Iraqi riot police close a bridge leading to the heavily guarded Green Zone during a demonstration of followers of Iraq's influential Shiite cleric Muqtada al-Sadr in Baghdad, Iraq, Feb. 11, 2017.

Iraq’s mercurial Shi’ite cleric Muqtada al-Sadr urged his supporters to suspend a demonstration Saturday near Baghdad’s iconic Green Zone, after violent clashes that left at least four dead and 320 wounded, according to Baghdad’s governor.

Iraqi security forces fired tear gas at supporters of Sadr after reports they were trying to advance in the direction of the iconic “Green Zone,” where government institutions, including parliament and the prime minister’s office are located.

In later skirmishes, live ammunition reportedly was used, although it was not clear who was doing the firing.

Baghdad governor Ali al-Tamimi said in a statement that four people were killed and 320 wounded in the clashes that ensued, as protesters dispersed following a call by Sadr to pull back. Baghdad’s security operations command also reported that one of its men was killed and seven wounded.

Sadr supporters broke into the Green Zone last year, ransacking parliament and harassing lawmakers.

Followers of Iraq's influential Shiite cleric Muqtada al-Sadr chant slogans as they wave national flags during a demonstration against corruption in Baghdad, Iraq, Feb. 11, 2017.
Followers of Iraq's influential Shiite cleric Muqtada al-Sadr chant slogans as they wave national flags during a demonstration against corruption in Baghdad, Iraq, Feb. 11, 2017.

A Shi’ite cleric who supports Sadr told Iraqi media that demonstrators were not trying to harm anyone or disturb government institutions this time around.

Demands

He claims that Sadr’s partisans are protesting corruption in the government, and the electoral commission, and are not trying to storm the Green Zone, but will continue protests until the members of the electoral commission are removed from their posts.

Sarbast Mustapha, who heads the electoral commission, remained firm, however, telling Iraqi media that he would not be influenced by popular pressure.
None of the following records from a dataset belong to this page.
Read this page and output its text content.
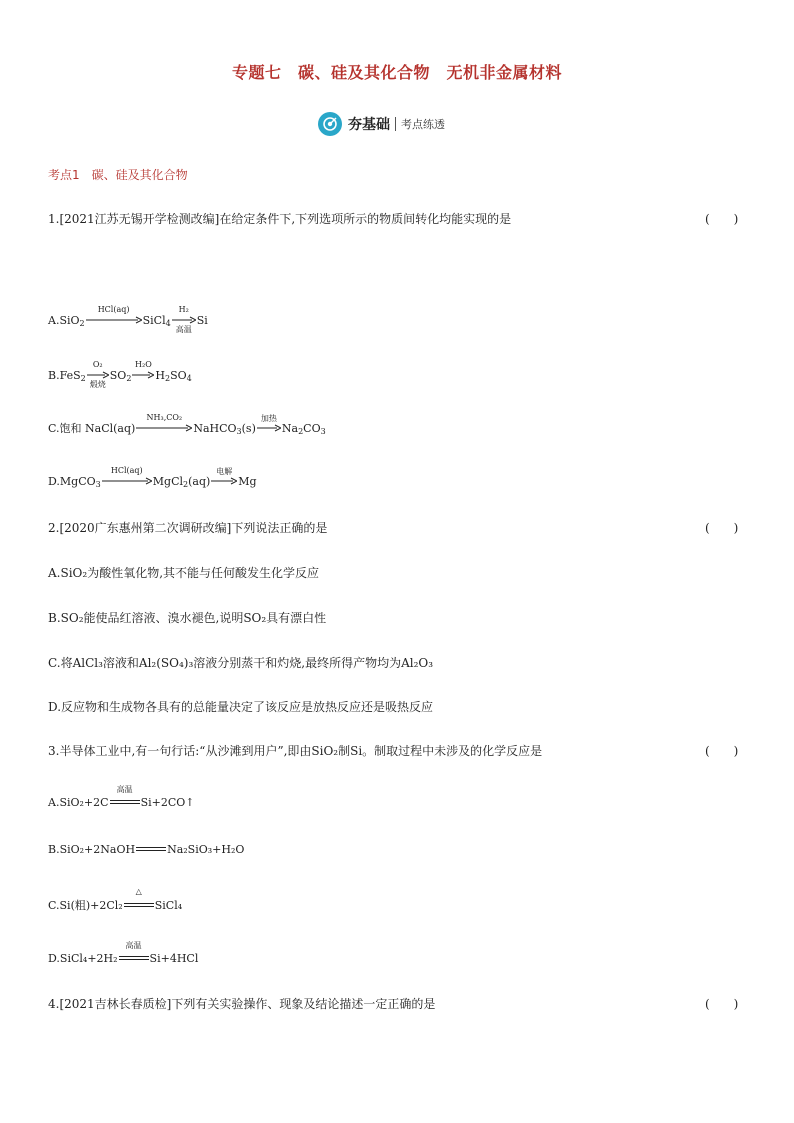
专题七　碳、硅及其化合物　无机非金属材料
夯基础 考点练透
考点1　碳、硅及其化合物
1.[2021江苏无锡开学检测改编]在给定条件下,下列选项所示的物质间转化均能实现的是	(　　)
A.SiO$_2$
HCl(aq)
SiCl$_4$
H₂
高温
Si
B.FeS$_2$
O₂
煅烧
$SO_2$
H₂O
$H_2SO_4$
C.饱和 NaCl(aq)
NH₃,CO₂
NaHCO$_3$(s)
加热
$Na_2CO_3$
D.MgCO$_3$
HCl(aq)
MgCl$_2$(aq)
电解
Mg
2.[2020广东惠州第二次调研改编]下列说法正确的是	(　　)
A.SiO₂为酸性氧化物,其不能与任何酸发生化学反应
B.SO₂能使品红溶液、溴水褪色,说明SO₂具有漂白性
C.将AlCl₃溶液和Al₂(SO₄)₃溶液分别蒸干和灼烧,最终所得产物均为Al₂O₃
D.反应物和生成物各具有的总能量决定了该反应是放热反应还是吸热反应
3.半导体工业中,有一句行话:“从沙滩到用户”,即由SiO₂制Si。制取过程中未涉及的化学反应是	(　　)
A.SiO₂+2C
高温
Si+2CO↑
B.SiO₂+2NaOH	Na₂SiO₃+H₂O
C.Si(粗)+2Cl₂
△
SiCl₄
D.SiCl₄+2H₂
高温
Si+4HCl
4.[2021吉林长春质检]下列有关实验操作、现象及结论描述一定正确的是	(　　)
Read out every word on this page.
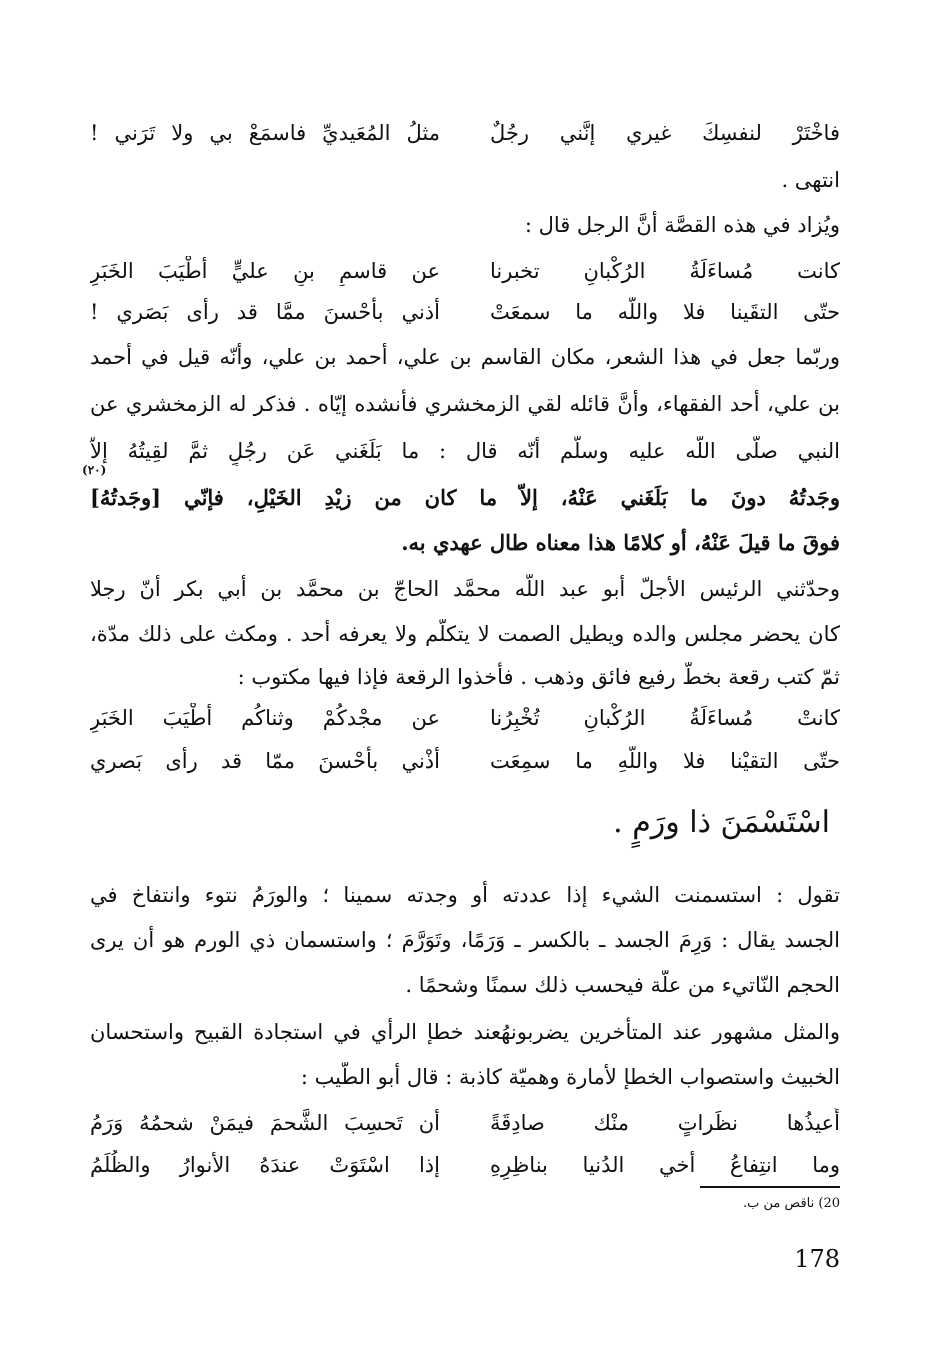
فاخْتَرْ لنفسِكَ غيري إنَّني رجُلٌ
مثلُ المُعَيديِّ فاسمَعْ بي ولا تَرَني !
انتهى .
ويُزاد في هذه القصَّة أنَّ الرجل قال :
كانت مُساءَلَةُ الرُكْبانِ تخبرنا
عن قاسمِ بنِ عليٍّ أطْيَبَ الخَبَرِ
حتّى التقَينا فلا واللّه ما سمعَتْ
أذني بأحْسنَ ممَّا قد رأى بَصَري !
وربّما جعل في هذا الشعر، مكان القاسم بن علي، أحمد بن علي، وأنّه قيل في أحمد
بن علي، أحد الفقهاء، وأنَّ قائله لقي الزمخشري فأنشده إيّاه . فذكر له الزمخشري عن
النبي صلّى اللّه عليه وسلّم أنّه قال : ما بَلَغَني عَن رجُلٍ ثمَّ لقِيتُهُ إلاّ
(٢٠)
وجَدتُهُ دونَ ما بَلَغَني عَنْهُ، إلاّ ما كان من زيْدِ الخَيْلِ، فإنّي [وجَدتُهُ]
فوقَ ما قيلَ عَنْهُ، أو كلامًا هذا معناه طال عهدي به.
وحدّثني الرئيس الأجلّ أبو عبد اللّه محمَّد الحاجّ بن محمَّد بن أبي بكر أنّ رجلا
كان يحضر مجلس والده ويطيل الصمت لا يتكلّم ولا يعرفه أحد . ومكث على ذلك مدّة،
ثمّ كتب رقعة بخطّ رفيع فائق وذهب . فأخذوا الرقعة فإذا فيها مكتوب :
كانتْ مُساءَلَةُ الرُكْبانِ تُخْبِرُنا
عن مجْدكُمْ وثناكُم أطْيَبَ الخَبَرِ
حتّى التقيْنا فلا واللّهِ ما سمِعَت
أذْني بأحْسنَ ممّا قد رأى بَصري
اسْتَسْمَنَ ذا ورَمٍ .
تقول : استسمنت الشيء إذا عددته أو وجدته سمينا ؛ والورَمُ نتوء وانتفاخ في
الجسد يقال : وَرِمَ الجسد ـ بالكسر ـ وَرَمًا، وتَوَرَّمَ ؛ واستسمان ذي الورم هو أن يرى
الحجم النّاتيء من علّة فيحسب ذلك سمنًا وشحمًا .
والمثل مشهور عند المتأخرين يضربونهُعند خطإ الرأي في استجادة القبيح واستحسان
الخبيث واستصواب الخطإ لأمارة وهميّة كاذبة : قال أبو الطّيب :
أُعيذُها نظَراتٍ منْك صادِقَةً
أن تَحسِبَ الشَّحمَ فيمَنْ شحمُهُ وَرَمُ
وما انتِفاعُ أخي الدُنيا بناظِرِهِ
إذا اسْتَوَتْ عندَهُ الأنوارُ والظُلَمُ
20) ناقص من ب.
178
He says that he will not step down, except at the request of parliament, and he urged security forces to protect his offices and employees. He urged everyone to abide by the law, since the electoral commission was an institution based on law.
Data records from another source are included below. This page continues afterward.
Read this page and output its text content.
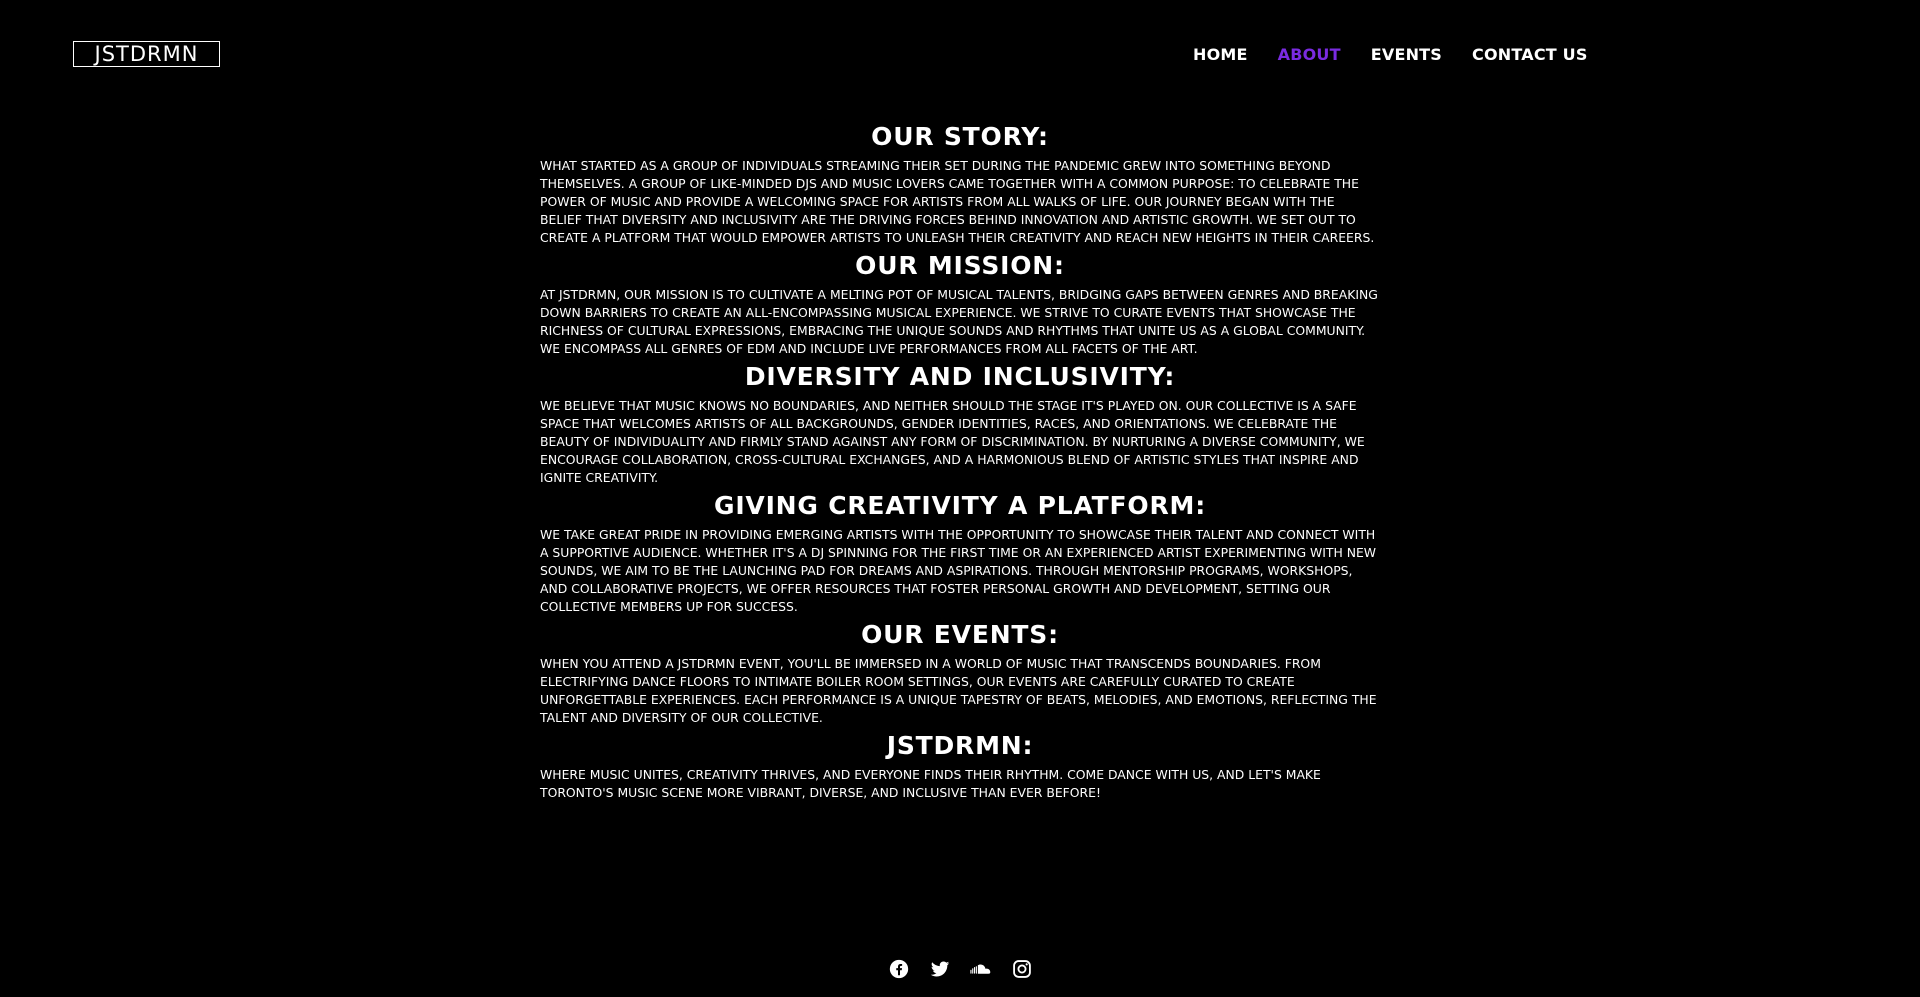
JSTDRMN	HOME ABOUT EVENTS CONTACT US
OUR STORY:

WHAT STARTED AS A GROUP OF INDIVIDUALS STREAMING THEIR SET DURING THE PANDEMIC GREW INTO SOMETHING BEYOND THEMSELVES. A GROUP OF LIKE-MINDED DJS AND MUSIC LOVERS CAME TOGETHER WITH A COMMON PURPOSE: TO CELEBRATE THE POWER OF MUSIC AND PROVIDE A WELCOMING SPACE FOR ARTISTS FROM ALL WALKS OF LIFE. OUR JOURNEY BEGAN WITH THE BELIEF THAT DIVERSITY AND INCLUSIVITY ARE THE DRIVING FORCES BEHIND INNOVATION AND ARTISTIC GROWTH. WE SET OUT TO CREATE A PLATFORM THAT WOULD EMPOWER ARTISTS TO UNLEASH THEIR CREATIVITY AND REACH NEW HEIGHTS IN THEIR CAREERS.

OUR MISSION:

AT JSTDRMN, OUR MISSION IS TO CULTIVATE A MELTING POT OF MUSICAL TALENTS, BRIDGING GAPS BETWEEN GENRES AND BREAKING DOWN BARRIERS TO CREATE AN ALL-ENCOMPASSING MUSICAL EXPERIENCE. WE STRIVE TO CURATE EVENTS THAT SHOWCASE THE RICHNESS OF CULTURAL EXPRESSIONS, EMBRACING THE UNIQUE SOUNDS AND RHYTHMS THAT UNITE US AS A GLOBAL COMMUNITY. WE ENCOMPASS ALL GENRES OF EDM AND INCLUDE LIVE PERFORMANCES FROM ALL FACETS OF THE ART.

DIVERSITY AND INCLUSIVITY:

WE BELIEVE THAT MUSIC KNOWS NO BOUNDARIES, AND NEITHER SHOULD THE STAGE IT'S PLAYED ON. OUR COLLECTIVE IS A SAFE SPACE THAT WELCOMES ARTISTS OF ALL BACKGROUNDS, GENDER IDENTITIES, RACES, AND ORIENTATIONS. WE CELEBRATE THE BEAUTY OF INDIVIDUALITY AND FIRMLY STAND AGAINST ANY FORM OF DISCRIMINATION. BY NURTURING A DIVERSE COMMUNITY, WE ENCOURAGE COLLABORATION, CROSS-CULTURAL EXCHANGES, AND A HARMONIOUS BLEND OF ARTISTIC STYLES THAT INSPIRE AND IGNITE CREATIVITY.

GIVING CREATIVITY A PLATFORM:

WE TAKE GREAT PRIDE IN PROVIDING EMERGING ARTISTS WITH THE OPPORTUNITY TO SHOWCASE THEIR TALENT AND CONNECT WITH A SUPPORTIVE AUDIENCE. WHETHER IT'S A DJ SPINNING FOR THE FIRST TIME OR AN EXPERIENCED ARTIST EXPERIMENTING WITH NEW SOUNDS, WE AIM TO BE THE LAUNCHING PAD FOR DREAMS AND ASPIRATIONS. THROUGH MENTORSHIP PROGRAMS, WORKSHOPS, AND COLLABORATIVE PROJECTS, WE OFFER RESOURCES THAT FOSTER PERSONAL GROWTH AND DEVELOPMENT, SETTING OUR COLLECTIVE MEMBERS UP FOR SUCCESS.

OUR EVENTS:

WHEN YOU ATTEND A JSTDRMN EVENT, YOU'LL BE IMMERSED IN A WORLD OF MUSIC THAT TRANSCENDS BOUNDARIES. FROM ELECTRIFYING DANCE FLOORS TO INTIMATE BOILER ROOM SETTINGS, OUR EVENTS ARE CAREFULLY CURATED TO CREATE UNFORGETTABLE EXPERIENCES. EACH PERFORMANCE IS A UNIQUE TAPESTRY OF BEATS, MELODIES, AND EMOTIONS, REFLECTING THE TALENT AND DIVERSITY OF OUR COLLECTIVE.

JSTDRMN:

WHERE MUSIC UNITES, CREATIVITY THRIVES, AND EVERYONE FINDS THEIR RHYTHM. COME DANCE WITH US, AND LET'S MAKE TORONTO'S MUSIC SCENE MORE VIBRANT, DIVERSE, AND INCLUSIVE THAN EVER BEFORE!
Mustapha insisted the protests are merely an “internal dispute among Shi’ite [political] parties,” but warned that [upcoming parliamentary) elections could be suspended if the protests continue.

Iraqi Prime Minister Haidar al-Abadi issued a statement Saturday, reacting to casualties among protesters, insisting that Iraqis had the “right to protest peacefully.” He also called for the setting up of a commission to investigate what happened.

Protesters run from tear gas fired by security forces, during a demonstration by followers of Iraq's influential Shi'ite cleric Muqtada al-Sadr, in Baghdad, Iraq, Feb. 11, 2017.
Protesters run from tear gas fired by security forces, during a demonstration by followers of Iraq's influential Shi'ite cleric Muqtada al-Sadr, in Baghdad, Iraq, Feb. 11, 2017.

Member of Parliament Ali Budeiri, who belongs to Muqtada al-Sadr’s movement, insisted that members of his group would not back down on their demands.

He insists that all Iraqis are demanding what he calls “deep reforms,” and he goes on to insist that the people are the source of all (political) power.
Sadr, who has strong ties to Iran’s clerical establishment, held numerous protests outside the Green Zone last year demanding the resignation of various government ministers, and over-running the Green Zone, before withdrawing.